Im Fall zulässiger Ersatzbeschaffung kann der Geschädigte von dem Schädiger den Wiederbeschaffungswert Zug um Zug gegen Herausgabe des beschädigten Unfallwagens verlangen. Trifft ihn eine Mitverantwortung für den Schadensfall, kann er den Wiederbeschaffungswert sowie Zustimmung zu einer von ihm beabsichtigten, wirtschaftlichen Verwertung verlangen, Zug um Zug gegen Einräumung von Miteigentum an dem Unfallwagen (bis zur Erfüllung des Verwertungsgeschäfts).
Die dargestellte Lösung mag dem Geschädigten Anlass geben, die Andienung des Unfallwagens häufiger in Betracht zu ziehen als derzeit praktiziert. Das gilt im Grundsatz auch für die – höchstrichterlich allerdings noch nicht geklärten – Fälle der Mitverantwortlichkeit. Freilich erscheint eine Verwertungsgemeinschaft von Schädiger und Geschädigtem auf den ersten Blick kompliziert und unflexibel. Der Geschädigte unterwirft sich z.B. wegen einer etwaigen Weiterbenutzung des Fahrzeugs bis zur Verwertung der Mitbestimmung des Schädigers, und der Schädiger muss, wenn er Miteigentum beansprucht, auch sein Miteigentümerrisiko – z.B. eine Störerverantwortung – absichern. Auch wird der Abschluss und Vollzug des Verwertungsgeschäfts durch mehrere Beteiligte auf Veräußererseite nicht einfacher. Der Geschädigte muss diese sperrige Konstruktion allerdings kaum fürchten. Denn viel spricht dafür, dass ihm der Schädiger ein praktikables und auf eine optimale Verwertung ausgerichtetes Schadensmanagement anbieten wird. Die Gemeinschaft ist von der Interessengleichrichtung der Teilhaber geprägt. Der in die Verwertungsverantwortung eingebundene Schädiger hat ein originäres eigenes Interesse an einer möglichst günstigen Verwertung. Die Kfz-Haftpflichtversicherung verfügt über einschlägige Markt- und Fachkenntnisse und steht gegenüber ihren Beitragszahlern mindestens in einer moralischen, gegenüber ihren Anteilseignern sogar in einer rechtlichen Pflicht zur sparsamen Schadensregulierung. Deshalb muss sie sich ganz maßgeblich bemühen, zum Gelingen der Verwertung beizutragen.
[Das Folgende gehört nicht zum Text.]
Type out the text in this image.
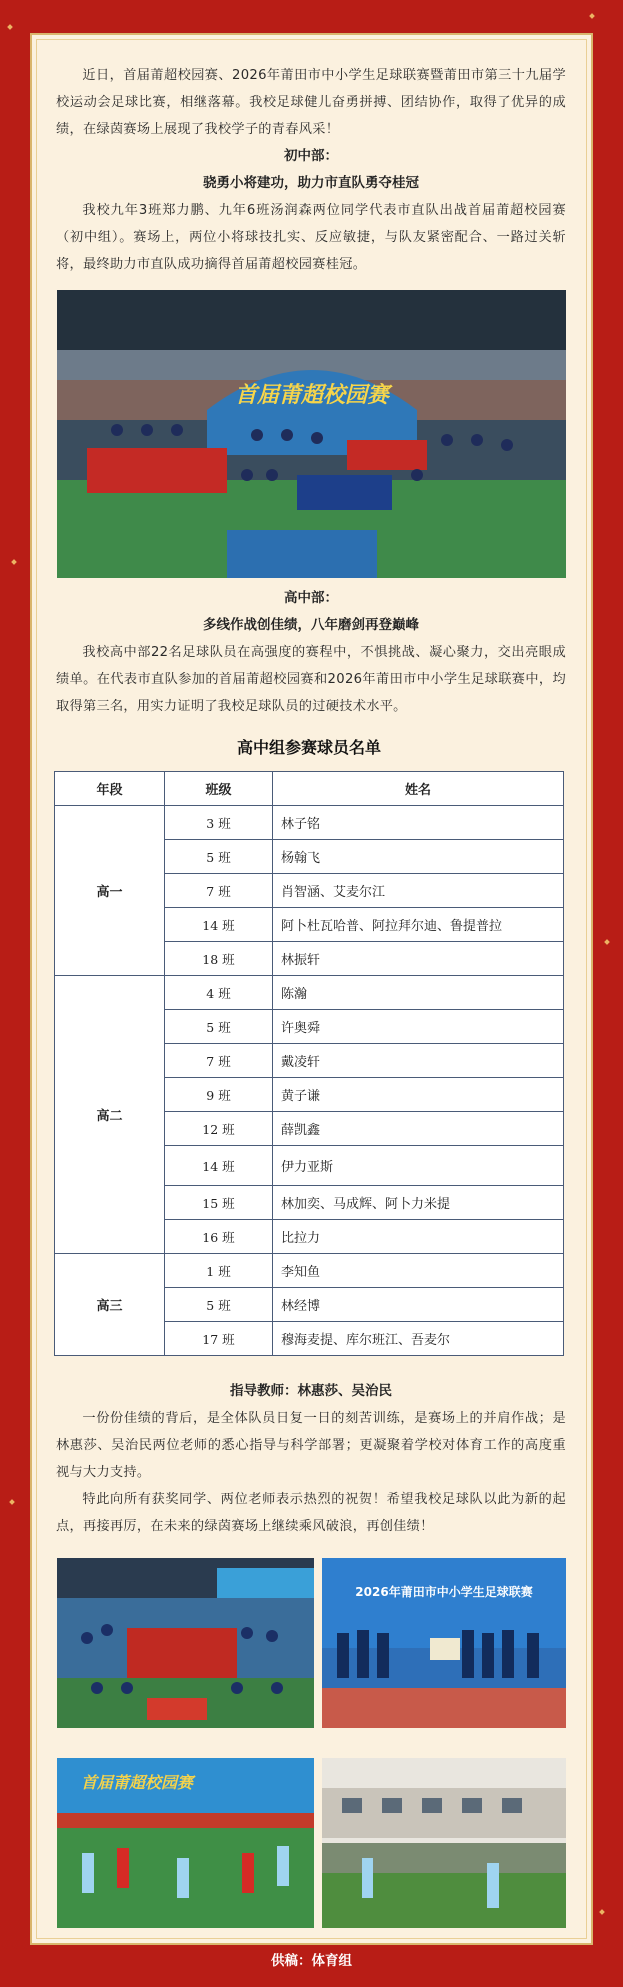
近日，首届莆超校园赛、2026年莆田市中小学生足球联赛暨莆田市第三十九届学校运动会足球比赛，相继落幕。我校足球健儿奋勇拼搏、团结协作，取得了优异的成绩，在绿茵赛场上展现了我校学子的青春风采！

初中部：
骁勇小将建功，助力市直队勇夺桂冠

我校九年3班郑力鹏、九年6班汤润森两位同学代表市直队出战首届莆超校园赛（初中组）。赛场上，两位小将球技扎实、反应敏捷，与队友紧密配合、一路过关斩将，最终助力市直队成功摘得首届莆超校园赛桂冠。

首届莆超校园赛
高中部：
多线作战创佳绩，八年磨剑再登巅峰

我校高中部22名足球队员在高强度的赛程中，不惧挑战、凝心聚力，交出亮眼成绩单。在代表市直队参加的首届莆超校园赛和2026年莆田市中小学生足球联赛中，均取得第三名，用实力证明了我校足球队员的过硬技术水平。

高中组参赛球员名单
年段	班级	姓名
高一	3 班	林子铭
	5 班	杨翰飞
	7 班	肖智涵、艾麦尔江
	14 班	阿卜杜瓦哈普、阿拉拜尔迪、鲁提普拉
	18 班	林振轩
高二	4 班	陈瀚
	5 班	许奥舜
	7 班	戴凌轩
	9 班	黄子谦
	12 班	薛凯鑫
	14 班	伊力亚斯
	15 班	林加奕、马成辉、阿卜力米提
	16 班	比拉力
高三	1 班	李知鱼
	5 班	林经博
	17 班	穆海麦提、库尔班江、吾麦尔
指导教师：林惠莎、吴治民

一份份佳绩的背后，是全体队员日复一日的刻苦训练，是赛场上的并肩作战；是林惠莎、吴治民两位老师的悉心指导与科学部署；更凝聚着学校对体育工作的高度重视与大力支持。

特此向所有获奖同学、两位老师表示热烈的祝贺！希望我校足球队以此为新的起点，再接再厉，在未来的绿茵赛场上继续乘风破浪，再创佳绩！

2026年莆田市中小学生足球联赛
首届莆超校园赛
供稿：体育组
Der Aufbau eines eigenen Verwertungsmanagements wird für die Kfz-Haftpflichtversicherung – und ihre Beitragszahler – mit Kosten verbunden sein. Allerdings bietet ein geeignetes Schadensmanagement auch Chancen im beiderseitigen Interesse. So kann die Versicherung etwa für die Inanspruchnahme besonders günstiger Angebote überregional tätiger Restwertaufkäufer sorgen, die der Geschädigte im Rahmen seiner allgemeinen Schadensminderungspflicht nach § 254 BGB nicht annehmen müsste. Bietet der Versicherer im Rahmen einer bestehenden Verwertungsgemeinschaft beispielsweise die Übernahme der Abwicklung eines solchen Geschäfts an, wird sich der Geschädigte kaum dagegen verwahren können. Auch dürfte es den Geschädigten im Rahmen einer Verwertungsgemeinschaft und der mit ihr verbundenen Pflichtenstellung regelmäßig nicht überfordern, wenn der Schädiger ihn um Lichtbilder seines Fahrzeugs für die Einstellung in eine Restwertbörse bittet. Die Versicherung wäre dann nicht auf die Nutzung der Fotos des Sachverständigen angewiesen.
Im Ausgangsfall hätte G danach die Zustimmung zu einer Verwertung bei dem günstigsten für ihn erreichbaren Anbieter verlangt. H hätte zum einen versuchen können, in einer Restwertbörse unter Verwendung von Fotos des G ein günstigeres Angebot zu erzielen. Zum anderen hätte H selbst versuchen können, A zu erreichen und den Vertrag mit Zustimmung des G abzuschließen. Sollten sich bei der Vertragsabwicklung Schwierigkeiten ergeben, stünde G nicht allein, sondern hätte mit H eine rechtskundige und finanzkräftige Versicherung an seiner Seite.